Yes, I know it has been going on for some time, but I don’t think most people are fully aware of just how bad it is – Spengler writes about Turkey’s problems:
…Turkey is a mediocre economy at best with a poorly educated workforce, no high-tech capacity, and shrinking markets in depressed Europe and the unstable Arab world. Its future might well be as an economic tributary of China, as the “New Silk Road” extends high-speed rail lines to the Bosporus…
…The whole notion was flawed from top to bottom. Turkey was not in line to become an economic power of any kind: it lacked the people and skills to do anything better than medium-tech manufacturing. Its Islamists never were democrats. Worst of all, its demographics are as bad as Europe’s. Ethnic Turks have a fertility rate close to 1.5 children per family, while the Kurdish minority is having 4 children per family. Within a generation half of Turkey’s young men will come from families where Kurdish is the first language…
Spengler also notes that corruption is a big problem and, of course, that Turkey is honey-combed with bad debt, now coming due with little chance the Turks can pay. Iran has the same sort of problem – declining birth rate, low-skilled labor force, corrupt, bad debt…its why they were so eager to cut a deal with Kerry in return for easing the sanctions: Iran’s economy teeters on the edge of complete collapse and the deal frees up money for the mullahs (and, of course, the Iranians were doubly delighted to do it as, having taken the measure of Obama, they knew that they could get the sanctions eased and still just go on sponsoring terrorism and making nukes). So, add Turkey to Iran to Syria to Egypt to Libya to Sudan as failed States…and look warily at the corrupt monarchies of the Arabian peninsula which keep themselves alive only so long as the oil keeps flowing and they can bribe people to silence. Meanwhile, Islamism continues to spread and even in Afghanistan – with American troops still there – the Afghan government works out how to implement laws allowing for the stoning to death of adulterers.
So, what of it? What can we do about it? Not much. Suffice it to say that at some point, this mess will draw us back in militarily, but for now there is not much we can do. First and foremost, because Barack Obama is President of the United States. The level of ignorance of facts and unwillingness to face the truth about the Middle East entirely cripples any efforts made by the Obama Administration – and if we did get sucked in to active military operations, it is certain that the lack of courage and military knowledge of the Obama Administration would ensure an American defeat. All we can do is watch in fascinated horror while this goes on.

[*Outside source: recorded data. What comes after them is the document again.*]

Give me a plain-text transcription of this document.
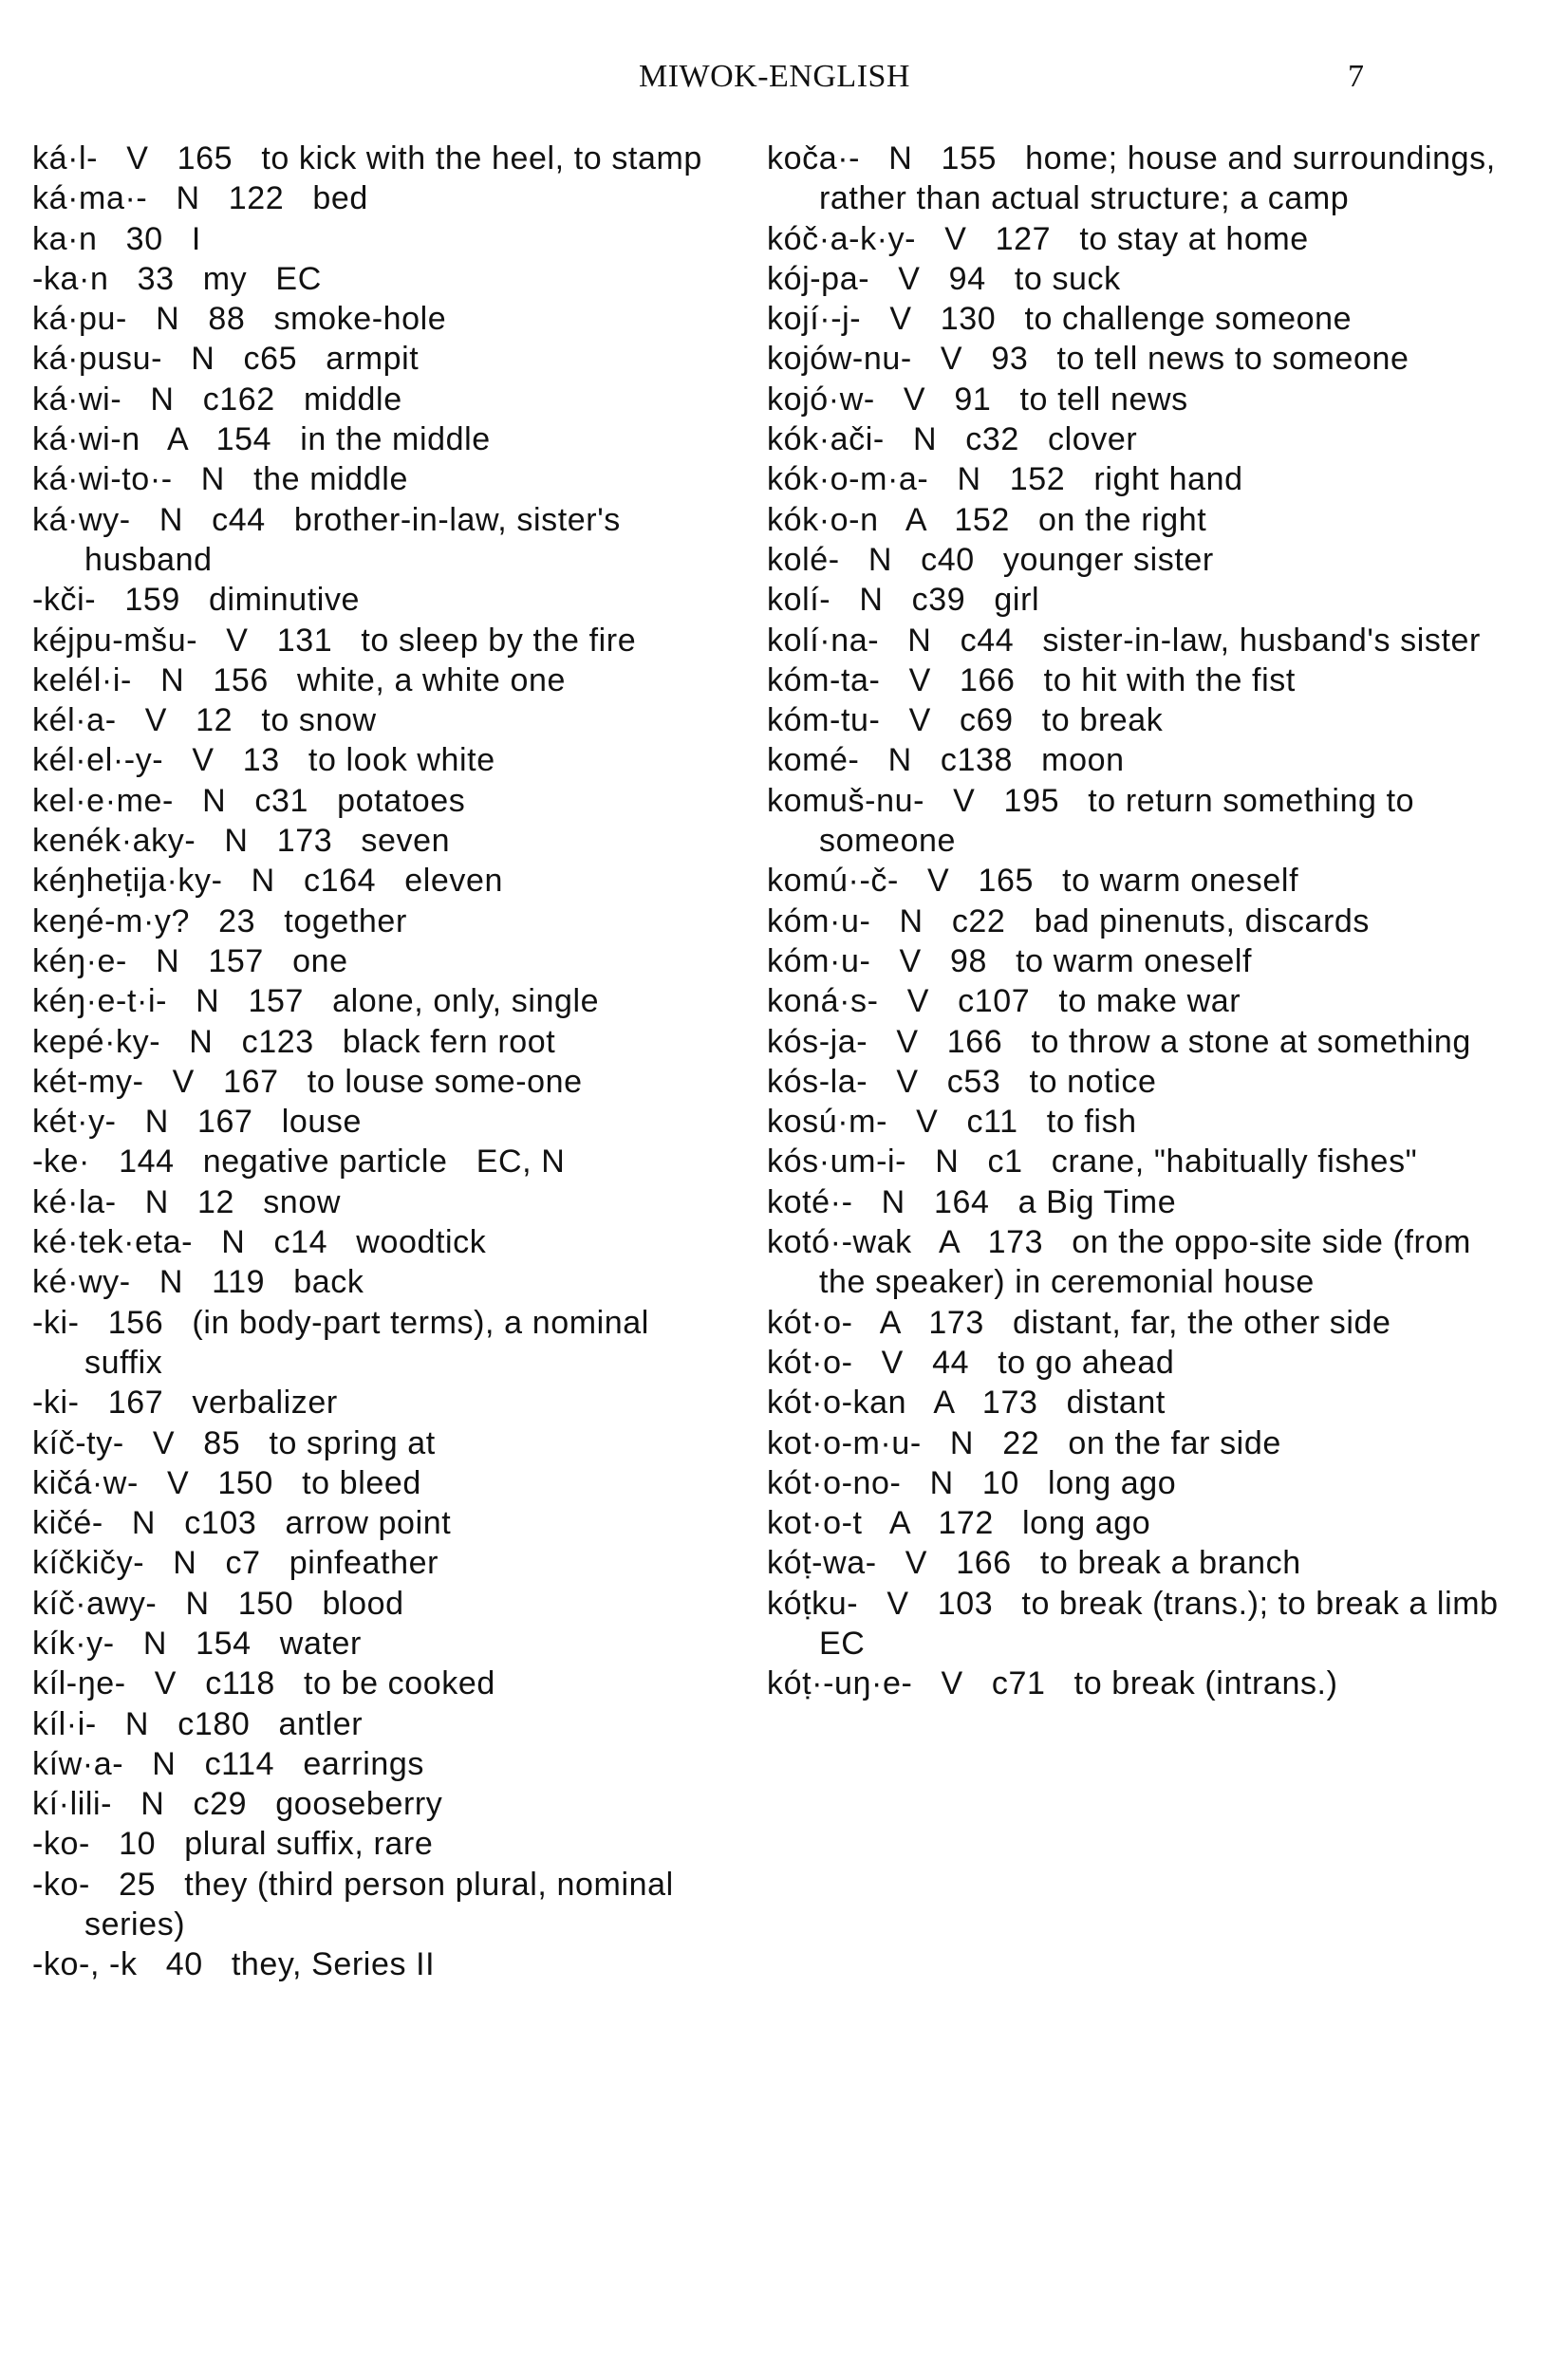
MIWOK-ENGLISH	7

ká·l-   V   165   to kick with the heel, to stamp

ká·ma·-   N   122   bed

ka·n   30   I

-ka·n   33   my   EC

ká·pu-   N   88   smoke-hole

ká·pusu-   N   c65   armpit

ká·wi-   N   c162   middle

ká·wi-n   A   154   in the middle

ká·wi-to·-   N   the middle

ká·wy-   N   c44   brother-in-law, sister's husband

-kči-   159   diminutive

kéjpu-mšu-   V   131   to sleep by the fire

kelél·i-   N   156   white, a white one

kél·a-   V   12   to snow

kél·el·-y-   V   13   to look white

kel·e·me-   N   c31   potatoes

kenék·aky-   N   173   seven

kéŋheṭija·ky-   N   c164   eleven

keŋé-m·y?   23   together

kéŋ·e-   N   157   one

kéŋ·e-t·i-   N   157   alone, only, single

kepé·ky-   N   c123   black fern root

két-my-   V   167   to louse some-one

két·y-   N   167   louse

-ke·   144   negative particle   EC, N

ké·la-   N   12   snow

ké·tek·eta-   N   c14   woodtick

ké·wy-   N   119   back

-ki-   156   (in body-part terms), a nominal suffix

-ki-   167   verbalizer

kíč-ty-   V   85   to spring at

kičá·w-   V   150   to bleed

kičé-   N   c103   arrow point

kíčkičy-   N   c7   pinfeather

kíč·awy-   N   150   blood

kík·y-   N   154   water

kíl-ŋe-   V   c118   to be cooked

kíl·i-   N   c180   antler

kíw·a-   N   c114   earrings

kí·lili-   N   c29   gooseberry

-ko-   10   plural suffix, rare

-ko-   25   they (third person plural, nominal series)

-ko-, -k   40   they, Series II

koča·-   N   155   home; house and surroundings, rather than actual structure; a camp

kóč·a-k·y-   V   127   to stay at home

kój-pa-   V   94   to suck

kojí·-j-   V   130   to challenge someone

kojów-nu-   V   93   to tell news to someone

kojó·w-   V   91   to tell news

kók·ači-   N   c32   clover

kók·o-m·a-   N   152   right hand

kók·o-n   A   152   on the right

kolé-   N   c40   younger sister

kolí-   N   c39   girl

kolí·na-   N   c44   sister-in-law, husband's sister

kóm-ta-   V   166   to hit with the fist

kóm-tu-   V   c69   to break

komé-   N   c138   moon

komuš-nu-   V   195   to return something to someone

komú·-č-   V   165   to warm oneself

kóm·u-   N   c22   bad pinenuts, discards

kóm·u-   V   98   to warm oneself

koná·s-   V   c107   to make war

kós-ja-   V   166   to throw a stone at something

kós-la-   V   c53   to notice

kosú·m-   V   c11   to fish

kós·um-i-   N   c1   crane, "habitually fishes"

koté·-   N   164   a Big Time

kotó·-wak   A   173   on the oppo-site side (from the speaker) in ceremonial house

kót·o-   A   173   distant, far, the other side

kót·o-   V   44   to go ahead

kót·o-kan   A   173   distant

kot·o-m·u-   N   22   on the far side

kót·o-no-   N   10   long ago

kot·o-t   A   172   long ago

kóṭ-wa-   V   166   to break a branch

kóṭku-   V   103   to break (trans.); to break a limb   EC

kóṭ·-uŋ·e-   V   c71   to break (intrans.)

In the longer term, when we hopefully have better leadership, when we are forced to again fight in that area, it is to be hoped that we will do so with a clear eye to the harsh realities. For whatever reason, Islamic peoples are simply incapable, as such, of building and maintaining a civilization. They can take over from others (as they did when they first conquered such areas as Turkey, Syria and Egypt), but they cannot maintain or build on their own. There is something in Muslim theology which prevents rationality – which prevents a Muslim government from really exercising democracy, from really allowing people to be independent, from really allowing minorities to have rights. When we have to go back in, our policies must be governed in this light.
To be sure, I don’t want us to have to govern large, Muslim populations – whatever else may be said about them, Muslims dislike intensely any foreign domination. So, no attempt at nation building. But when the next war in the Middle East comes to our door, we must ensure that at the end of it, we are firmly protected against the violent acts of Islamist extremists and that the minority peoples of the area are afforded independence from Muslim rule – or even from a Muslim minority within their territories. This will require a significant reworking of the map of the Middle East. As I’ve pointed out in the past, new nations will have to be created where non-Muslim minorities can live in peace and independence – in places like Lebanon, parts of Syria, parts of Iraq, parts of Egypt, land must be carved out so that non-Muslims can be safe, with the additional benefit of locking the Muslim nations, themselves, in to positions from which they cannot by offensive action influence the course of world events.
We all of us – right and left – have been living in a bit of a dream world as regards policy towards the Middle East. It is time we woke up to reality and acted accordingly.